Treasurer Don Polye handed down the country’s national budget on Tuesday, indicated that the government’s focus would be directed significantly towards the provincial and district levels.
The Treasurer also highlighted the government’s intention to realize budget plans through the improvement of the country’s Medium Term Development Plan (MTDP) enablers including education, health, infrastructure development, and law and order.
And while noting the government’s altered focus, Deloitte expressed reservations with certain aspects of the budget, stating that “there has been no great emphasis on power generation as an area of infrastructure development”.
Questions were raised by Deloitte as to whether PNG Power Limited would have to fund its development programs though the much touted Private Public Partnership concept, suggesting that the energy sector did not seem to have the same emphasis as “other key infrastructure areas”.

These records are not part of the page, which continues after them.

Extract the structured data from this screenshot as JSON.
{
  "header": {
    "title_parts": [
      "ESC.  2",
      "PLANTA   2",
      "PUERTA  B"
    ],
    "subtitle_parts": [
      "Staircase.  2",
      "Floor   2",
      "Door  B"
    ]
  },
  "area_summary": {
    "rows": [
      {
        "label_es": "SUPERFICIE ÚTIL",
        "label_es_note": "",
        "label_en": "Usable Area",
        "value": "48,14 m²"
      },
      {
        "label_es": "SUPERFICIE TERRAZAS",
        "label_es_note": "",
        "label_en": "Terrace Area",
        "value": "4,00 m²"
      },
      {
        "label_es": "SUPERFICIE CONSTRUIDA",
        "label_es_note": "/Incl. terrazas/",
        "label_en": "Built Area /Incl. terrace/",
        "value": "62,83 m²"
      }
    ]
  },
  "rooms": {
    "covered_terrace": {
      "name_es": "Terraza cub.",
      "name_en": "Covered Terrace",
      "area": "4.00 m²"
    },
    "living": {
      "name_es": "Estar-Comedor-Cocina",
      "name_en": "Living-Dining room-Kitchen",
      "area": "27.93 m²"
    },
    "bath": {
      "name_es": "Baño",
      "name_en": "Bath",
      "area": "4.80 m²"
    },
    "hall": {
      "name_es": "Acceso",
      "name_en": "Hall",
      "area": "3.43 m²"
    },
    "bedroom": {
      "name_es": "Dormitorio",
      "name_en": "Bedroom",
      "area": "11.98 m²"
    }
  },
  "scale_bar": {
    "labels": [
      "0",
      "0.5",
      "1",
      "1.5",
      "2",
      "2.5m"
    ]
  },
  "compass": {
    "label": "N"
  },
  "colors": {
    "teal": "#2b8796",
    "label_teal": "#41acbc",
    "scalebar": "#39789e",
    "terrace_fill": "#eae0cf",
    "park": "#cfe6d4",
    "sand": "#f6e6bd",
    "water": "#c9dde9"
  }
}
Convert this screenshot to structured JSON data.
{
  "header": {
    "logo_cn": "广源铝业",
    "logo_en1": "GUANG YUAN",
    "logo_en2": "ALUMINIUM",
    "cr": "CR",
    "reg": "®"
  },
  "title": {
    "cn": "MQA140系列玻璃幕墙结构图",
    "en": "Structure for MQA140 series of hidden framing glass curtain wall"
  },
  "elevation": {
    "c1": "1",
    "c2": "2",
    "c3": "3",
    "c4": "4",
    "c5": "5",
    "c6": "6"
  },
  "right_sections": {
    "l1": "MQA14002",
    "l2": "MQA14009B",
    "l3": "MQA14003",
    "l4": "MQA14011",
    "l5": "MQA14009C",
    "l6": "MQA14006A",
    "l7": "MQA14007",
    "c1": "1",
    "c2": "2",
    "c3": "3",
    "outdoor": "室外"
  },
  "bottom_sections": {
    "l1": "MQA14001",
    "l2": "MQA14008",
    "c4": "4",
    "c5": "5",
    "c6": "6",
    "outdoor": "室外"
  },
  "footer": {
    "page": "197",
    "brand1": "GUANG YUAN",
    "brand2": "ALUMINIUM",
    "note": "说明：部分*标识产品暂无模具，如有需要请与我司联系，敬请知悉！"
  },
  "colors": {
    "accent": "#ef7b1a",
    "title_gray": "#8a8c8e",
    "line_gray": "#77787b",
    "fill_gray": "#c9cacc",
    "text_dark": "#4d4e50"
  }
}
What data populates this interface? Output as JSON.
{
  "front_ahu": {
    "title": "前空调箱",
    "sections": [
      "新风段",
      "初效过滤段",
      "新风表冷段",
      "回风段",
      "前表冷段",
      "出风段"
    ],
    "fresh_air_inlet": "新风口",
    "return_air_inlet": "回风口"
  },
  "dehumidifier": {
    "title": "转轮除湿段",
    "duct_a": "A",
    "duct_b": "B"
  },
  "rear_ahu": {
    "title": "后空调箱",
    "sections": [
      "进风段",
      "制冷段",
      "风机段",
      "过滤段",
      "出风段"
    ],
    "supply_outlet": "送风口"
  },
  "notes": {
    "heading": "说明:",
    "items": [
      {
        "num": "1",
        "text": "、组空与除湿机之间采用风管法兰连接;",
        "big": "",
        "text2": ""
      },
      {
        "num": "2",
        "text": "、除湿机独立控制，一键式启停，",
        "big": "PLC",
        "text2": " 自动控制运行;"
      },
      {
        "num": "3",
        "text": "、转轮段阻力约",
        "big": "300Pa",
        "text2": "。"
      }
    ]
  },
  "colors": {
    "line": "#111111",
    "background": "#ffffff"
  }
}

However the Deloitte assessment was more positive of the governments continued focus on what it termed the “historically poor financial performance of its State Owned Enterprises”, particularly where the government intends to improve on the performance of SOEs through 10 core principles recently identified by authorities.
As part of its comprehensive analysis of the 2013 National Budget, Deloitte also considered issues such as the ability of the government to raise domestic capital to finance an expected K2.6 billion deficit; additional appropriations for trust accounts to sustain public expenditure over several years, and its view of recent economic performance and budgetary assumptions.
The company’s overview of the Budget’s taxation and customs measures was particularly positive on the aspect of tax administrators recognizing ‘“Nil” tax notices as “assessments” for certain tax purposes’.
It also welcomed the government’s move to restrict Provincial governments from enacting sales and service taxes outside of the national governments tax regime, opting to penalize provinces by removing defaulting provinces of their entire “GST entitlement under national revenue sharing laws, and (redistributing) that revenue amongst all other provinces that do not have such taxes in force”.
The 2013 National Budget was passed into law yesterday amidst much disappointment from the opposition.